Festtage im Pfandhaus Titanic

Bulgarien 25 Jahre nach der »Wende« ist ein Land der Widersprüche

  • Thomas Frahm, Sofia
  • Lesedauer: 3 Min.
Ein Vierteljahrhundert nach dem Ende des »realen Sozialismus« präsentiert sich Bulgarien als Land kapitalistischer Kontraste.

Bulgarien gilt immer noch als eines der ärmsten Länder Europas. Berichte drehen sich um Skandale, Bankenbetrug und Korruption an der Spitze der Gesellschaft, um Krankheit, Elend und unbezahlte Rechnungen am unteren Ende der Gesellschaftspyramide. Und wenn es nicht solche Nachrichten aus dem politischen Zentrum des Landes, der Hauptstadt Sofia, sind, dann berichten die Nachrichten von Dörfern, die in Schnee und Eis von der Welt abgeschnitten sind oder, wie aktuell in Südbulgarien, von Hunderten von Familien, die wegen starker Regenfälle aus ihren überfluteten Häuschen ausziehen mussten. Sie werden das Fest der Geburt des Mannes, der Nächstenliebe predigte, auf eine harte Probe stellen. Denn es könnte gut sein, dass viele Weihnachten unfreiwillig als Gäste bei Freunden oder Verwandten verbringen müssen.

Wie aber geht es »Iwan Normalbulgarov« heute, 25 Jahre nach der Wende? Einem ausländischen Besucher, der in diesen Tagen durch Bulgarien reist und wissen möchte, wie es den Menschen abseits politischer Verlautbarungen und statistischer Zahlen wirklich geht, wird vermutlich Widersprüchliches auffallen. Einerseits sieht er so viele gut und neu eingekleidete Menschen wie noch nie. Auch unter den Kleidungsstücken, die nicht selten sorgsam über den Rand der meist offen gähnenden Großcontainer für Müll gehängt werden, findet man keineswegs nur Lumpen und Abgetragenes, sondern viel Markenkleidung und Bettwäsche, die vor dem Aussortieren für die Armen sogar eigens noch gewaschen wurde.

Ein Blick auf die Wirtschaftszahlen scheint in dieses Bild einer neuen, in den vergangenen Jahren entstandenen bürgerlichen Mittelschicht zu passen. Mit 1,5 Prozent Wirtschaftswachstum hat Bulgarien eine Quote, die über der Inflationsrate (0,9 Prozent) liegt. Auch die derzeitige Arbeitslosigkeit von 10,8 Prozent ist niedriger, als man erwarten könnte. Doch ist das eben ein Durchschnittswert: In Sofia gibt es so gut wie keine Arbeitslosen, in der Provinz dafür regional oft mehr als 30 Prozent. Doch auch die Hauptstadtquote betrifft nur die offiziell gemeldeten ohne Beschäftigung und nicht die wachsende Schicht der Analphabeten ohne Schulabschluss, die nie eine reguläre Arbeitsstelle hatten. Und jene, die eine haben, schuften entweder noch immer ohne Arbeitsvertrag oder werden zum Mindestlohn eingestellt, weil das geringere Versicherungslasten für die Arbeitgeber bedeutet.

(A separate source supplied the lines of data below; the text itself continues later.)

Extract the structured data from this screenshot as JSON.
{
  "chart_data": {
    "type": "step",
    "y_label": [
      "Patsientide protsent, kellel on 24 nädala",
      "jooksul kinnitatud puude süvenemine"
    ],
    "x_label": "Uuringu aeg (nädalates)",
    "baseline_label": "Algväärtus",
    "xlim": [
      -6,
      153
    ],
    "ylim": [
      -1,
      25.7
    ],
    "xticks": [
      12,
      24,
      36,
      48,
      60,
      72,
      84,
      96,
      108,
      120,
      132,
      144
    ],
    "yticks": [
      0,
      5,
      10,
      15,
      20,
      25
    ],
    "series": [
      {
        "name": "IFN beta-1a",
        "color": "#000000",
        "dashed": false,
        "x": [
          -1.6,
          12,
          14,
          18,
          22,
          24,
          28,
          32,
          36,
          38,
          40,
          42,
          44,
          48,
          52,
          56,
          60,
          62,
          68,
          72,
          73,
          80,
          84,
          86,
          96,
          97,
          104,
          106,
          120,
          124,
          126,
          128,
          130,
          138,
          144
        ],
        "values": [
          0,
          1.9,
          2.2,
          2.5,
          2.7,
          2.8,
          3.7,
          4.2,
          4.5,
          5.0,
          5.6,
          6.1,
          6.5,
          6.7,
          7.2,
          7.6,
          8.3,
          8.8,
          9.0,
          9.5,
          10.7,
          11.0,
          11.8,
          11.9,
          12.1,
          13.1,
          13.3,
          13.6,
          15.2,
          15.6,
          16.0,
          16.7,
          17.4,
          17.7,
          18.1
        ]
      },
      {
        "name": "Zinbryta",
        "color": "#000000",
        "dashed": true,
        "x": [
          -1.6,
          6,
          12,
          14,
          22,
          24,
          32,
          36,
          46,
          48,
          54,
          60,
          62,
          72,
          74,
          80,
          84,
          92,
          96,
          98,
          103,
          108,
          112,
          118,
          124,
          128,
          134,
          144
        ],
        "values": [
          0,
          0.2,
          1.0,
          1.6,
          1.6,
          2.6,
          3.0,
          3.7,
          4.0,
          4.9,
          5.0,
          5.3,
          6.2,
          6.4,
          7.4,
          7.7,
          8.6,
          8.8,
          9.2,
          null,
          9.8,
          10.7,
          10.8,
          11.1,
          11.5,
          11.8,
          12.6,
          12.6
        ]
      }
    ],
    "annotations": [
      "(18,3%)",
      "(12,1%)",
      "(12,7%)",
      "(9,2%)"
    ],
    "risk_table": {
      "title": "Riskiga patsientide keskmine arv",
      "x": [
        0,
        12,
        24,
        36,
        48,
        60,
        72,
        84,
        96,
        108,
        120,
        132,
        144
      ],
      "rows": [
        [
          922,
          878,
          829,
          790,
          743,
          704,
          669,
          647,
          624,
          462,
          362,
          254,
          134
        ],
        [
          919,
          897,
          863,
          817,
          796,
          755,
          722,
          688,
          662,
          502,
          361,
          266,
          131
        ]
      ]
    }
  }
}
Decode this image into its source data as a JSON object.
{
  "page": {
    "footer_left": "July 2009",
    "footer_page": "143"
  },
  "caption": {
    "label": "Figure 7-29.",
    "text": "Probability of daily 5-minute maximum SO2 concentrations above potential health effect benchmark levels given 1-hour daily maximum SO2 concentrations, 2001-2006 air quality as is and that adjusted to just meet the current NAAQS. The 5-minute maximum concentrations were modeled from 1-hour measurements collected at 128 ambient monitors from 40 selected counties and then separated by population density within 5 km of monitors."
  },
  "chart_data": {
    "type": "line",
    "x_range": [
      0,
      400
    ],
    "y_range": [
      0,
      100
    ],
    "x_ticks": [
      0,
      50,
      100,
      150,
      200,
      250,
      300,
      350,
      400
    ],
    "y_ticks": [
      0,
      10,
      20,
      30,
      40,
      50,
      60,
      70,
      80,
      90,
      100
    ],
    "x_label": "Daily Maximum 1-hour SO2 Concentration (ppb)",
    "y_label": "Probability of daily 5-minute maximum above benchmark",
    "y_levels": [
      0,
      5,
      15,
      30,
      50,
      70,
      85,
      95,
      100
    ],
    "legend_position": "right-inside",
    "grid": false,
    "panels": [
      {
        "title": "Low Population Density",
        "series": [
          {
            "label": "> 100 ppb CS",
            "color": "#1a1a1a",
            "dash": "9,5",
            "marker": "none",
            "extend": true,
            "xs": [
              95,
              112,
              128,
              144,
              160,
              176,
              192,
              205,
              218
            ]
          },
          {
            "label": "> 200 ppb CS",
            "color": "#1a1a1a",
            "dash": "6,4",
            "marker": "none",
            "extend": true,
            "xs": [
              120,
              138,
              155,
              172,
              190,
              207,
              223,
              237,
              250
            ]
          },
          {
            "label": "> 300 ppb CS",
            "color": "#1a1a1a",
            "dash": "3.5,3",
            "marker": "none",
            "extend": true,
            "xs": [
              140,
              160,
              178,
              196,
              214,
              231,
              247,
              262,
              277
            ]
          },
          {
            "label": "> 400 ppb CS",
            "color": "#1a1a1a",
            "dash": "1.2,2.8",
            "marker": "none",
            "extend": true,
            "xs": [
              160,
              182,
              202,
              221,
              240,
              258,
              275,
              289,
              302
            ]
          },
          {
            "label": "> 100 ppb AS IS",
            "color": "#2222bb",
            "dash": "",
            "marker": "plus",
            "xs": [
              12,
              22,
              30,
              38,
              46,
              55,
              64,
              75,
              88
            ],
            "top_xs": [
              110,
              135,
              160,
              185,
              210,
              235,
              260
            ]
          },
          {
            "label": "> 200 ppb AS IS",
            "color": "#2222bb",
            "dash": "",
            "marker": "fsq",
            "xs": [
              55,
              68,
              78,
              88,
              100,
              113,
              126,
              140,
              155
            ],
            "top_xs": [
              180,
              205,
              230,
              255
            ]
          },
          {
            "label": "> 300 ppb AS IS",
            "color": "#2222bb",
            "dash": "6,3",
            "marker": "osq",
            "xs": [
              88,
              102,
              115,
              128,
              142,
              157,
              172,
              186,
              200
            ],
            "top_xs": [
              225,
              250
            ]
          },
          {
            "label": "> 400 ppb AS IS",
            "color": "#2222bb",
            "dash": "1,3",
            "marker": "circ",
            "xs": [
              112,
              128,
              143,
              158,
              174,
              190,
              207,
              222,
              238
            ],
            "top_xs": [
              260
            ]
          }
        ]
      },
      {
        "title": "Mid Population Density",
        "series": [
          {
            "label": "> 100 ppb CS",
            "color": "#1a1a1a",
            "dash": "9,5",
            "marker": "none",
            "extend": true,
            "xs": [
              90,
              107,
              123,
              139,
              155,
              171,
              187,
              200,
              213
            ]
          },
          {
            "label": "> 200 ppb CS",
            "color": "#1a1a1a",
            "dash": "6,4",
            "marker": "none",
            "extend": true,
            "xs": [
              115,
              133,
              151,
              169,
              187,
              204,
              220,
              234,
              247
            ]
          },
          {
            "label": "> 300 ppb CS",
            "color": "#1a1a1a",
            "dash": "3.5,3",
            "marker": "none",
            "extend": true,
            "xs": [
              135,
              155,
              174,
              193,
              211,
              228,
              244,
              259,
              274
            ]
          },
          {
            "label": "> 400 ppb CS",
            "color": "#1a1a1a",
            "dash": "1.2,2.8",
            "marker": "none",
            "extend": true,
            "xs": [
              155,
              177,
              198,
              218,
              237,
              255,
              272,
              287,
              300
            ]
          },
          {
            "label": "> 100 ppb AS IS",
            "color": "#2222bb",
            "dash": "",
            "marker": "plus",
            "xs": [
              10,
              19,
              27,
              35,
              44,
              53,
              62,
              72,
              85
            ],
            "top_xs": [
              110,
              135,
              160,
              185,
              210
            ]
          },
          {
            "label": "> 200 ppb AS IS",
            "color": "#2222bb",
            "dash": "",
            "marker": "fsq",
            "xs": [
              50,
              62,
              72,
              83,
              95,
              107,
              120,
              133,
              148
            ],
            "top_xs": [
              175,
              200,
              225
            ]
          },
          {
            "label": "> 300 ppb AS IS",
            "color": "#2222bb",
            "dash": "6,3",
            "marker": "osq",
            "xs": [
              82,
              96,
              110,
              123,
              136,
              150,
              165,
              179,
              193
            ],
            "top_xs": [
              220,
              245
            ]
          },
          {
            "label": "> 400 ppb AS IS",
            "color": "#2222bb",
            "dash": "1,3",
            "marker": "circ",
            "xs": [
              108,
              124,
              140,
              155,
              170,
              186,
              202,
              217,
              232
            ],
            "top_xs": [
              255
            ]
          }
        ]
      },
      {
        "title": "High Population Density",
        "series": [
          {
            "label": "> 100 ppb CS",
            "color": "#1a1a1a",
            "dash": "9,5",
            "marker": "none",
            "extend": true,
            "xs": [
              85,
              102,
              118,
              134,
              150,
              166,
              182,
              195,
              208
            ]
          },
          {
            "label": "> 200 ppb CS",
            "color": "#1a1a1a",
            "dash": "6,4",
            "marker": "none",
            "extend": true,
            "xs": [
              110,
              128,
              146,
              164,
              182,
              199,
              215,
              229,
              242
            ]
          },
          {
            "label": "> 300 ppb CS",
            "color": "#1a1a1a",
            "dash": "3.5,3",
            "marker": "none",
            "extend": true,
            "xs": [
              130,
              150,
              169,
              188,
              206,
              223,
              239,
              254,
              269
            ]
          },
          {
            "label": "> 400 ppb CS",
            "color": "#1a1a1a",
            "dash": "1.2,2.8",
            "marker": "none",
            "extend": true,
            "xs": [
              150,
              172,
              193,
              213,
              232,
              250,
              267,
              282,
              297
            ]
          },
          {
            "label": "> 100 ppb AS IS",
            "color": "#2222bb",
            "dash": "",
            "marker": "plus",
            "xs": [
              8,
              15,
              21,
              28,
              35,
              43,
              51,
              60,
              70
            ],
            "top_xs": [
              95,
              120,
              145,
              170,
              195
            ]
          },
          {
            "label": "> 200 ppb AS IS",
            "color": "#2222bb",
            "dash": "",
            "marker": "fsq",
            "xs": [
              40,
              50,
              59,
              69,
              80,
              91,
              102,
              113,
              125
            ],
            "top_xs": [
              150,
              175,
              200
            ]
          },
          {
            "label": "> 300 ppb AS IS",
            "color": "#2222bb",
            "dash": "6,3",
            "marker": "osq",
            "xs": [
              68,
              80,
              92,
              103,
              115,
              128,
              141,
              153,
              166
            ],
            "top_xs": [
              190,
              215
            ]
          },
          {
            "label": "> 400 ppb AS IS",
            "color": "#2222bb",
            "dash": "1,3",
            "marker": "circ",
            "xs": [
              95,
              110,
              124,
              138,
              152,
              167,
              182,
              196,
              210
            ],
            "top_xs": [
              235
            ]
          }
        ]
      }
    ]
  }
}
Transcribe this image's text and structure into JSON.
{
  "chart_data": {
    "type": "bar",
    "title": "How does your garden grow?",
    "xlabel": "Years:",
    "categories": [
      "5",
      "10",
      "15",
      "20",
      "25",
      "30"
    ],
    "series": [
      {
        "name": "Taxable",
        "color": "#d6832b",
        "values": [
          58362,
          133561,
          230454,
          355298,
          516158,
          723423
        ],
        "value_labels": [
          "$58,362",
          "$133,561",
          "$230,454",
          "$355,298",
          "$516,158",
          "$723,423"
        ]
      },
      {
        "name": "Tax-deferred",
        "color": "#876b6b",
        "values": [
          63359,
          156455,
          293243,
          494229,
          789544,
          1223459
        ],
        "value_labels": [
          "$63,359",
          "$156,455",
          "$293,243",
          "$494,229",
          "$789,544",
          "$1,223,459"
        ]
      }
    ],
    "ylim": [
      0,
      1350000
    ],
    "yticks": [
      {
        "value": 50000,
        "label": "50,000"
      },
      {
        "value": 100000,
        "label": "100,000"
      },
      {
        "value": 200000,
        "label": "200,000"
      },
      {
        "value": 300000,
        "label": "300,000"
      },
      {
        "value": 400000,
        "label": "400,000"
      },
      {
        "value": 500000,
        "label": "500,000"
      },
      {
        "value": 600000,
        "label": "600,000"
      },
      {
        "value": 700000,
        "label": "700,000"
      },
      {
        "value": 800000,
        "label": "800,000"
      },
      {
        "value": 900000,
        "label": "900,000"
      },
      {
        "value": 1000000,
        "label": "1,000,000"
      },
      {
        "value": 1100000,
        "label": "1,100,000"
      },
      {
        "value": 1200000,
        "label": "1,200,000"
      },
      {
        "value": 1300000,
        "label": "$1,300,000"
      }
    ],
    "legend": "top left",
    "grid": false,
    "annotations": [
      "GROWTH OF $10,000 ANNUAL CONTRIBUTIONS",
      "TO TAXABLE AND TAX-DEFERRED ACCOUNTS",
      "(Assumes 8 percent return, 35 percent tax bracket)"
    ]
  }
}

Folge ist, dass viel zu wenig Beiträge in die staatlichen Sozialversicherungen eingezahlt werden. Das schlägt auf das Gesundheitssystem durch, auf Krankenhäuser, die unterversorgt sind und oft nur Operationen durchführen können, wenn der Patient aus eigener Tasche zuzahlt, weil der Topf der Krankenkasse weit vor Jahresende leer ist. Die Rentner werden dieses Jahr keine Weihnachtszulage erhalten, denn die Rücklagen, die Bulgarien lange hatte, sind in den letzten Jahren verschwunden - weil die jeweils Regierenden vor Wahlen noch so viele öffentliche Auftrage vergaben, dass die Nachfolgeregierung in Zahlungsnot geriet.

Und er erwartet, dass die Hauptstadt prosperierend aussehen müsste, der irrt: Mitten in der City sieht man neben jüngst renovierten Gründerzeitbauten (meist Hotels) und den neuen Stahl-Glas-Palästen der Banken leer stehende Häuser in abbruchreifem Zustand. In der wirtschaftlich boomenden, aber trotz sichtbarer Verschönerungsbemühungen der derzeitigen Bürgermeisterin Fandekowa immer noch zerfallen aussehenden Metropole des Landes findet man in den Geschäftsstraßen gleich neben Feinkostläden und Edelboutiquen Pfandhäuser in Hülle und Fülle. Eines heißt sogar Pfandhaus Titanic. Das passt durchaus zu den bulgarischen Kontrasten: Wer sich wirtschaftlich vor dem Untergang retten will, betritt einen Laden, der Titanic heißt!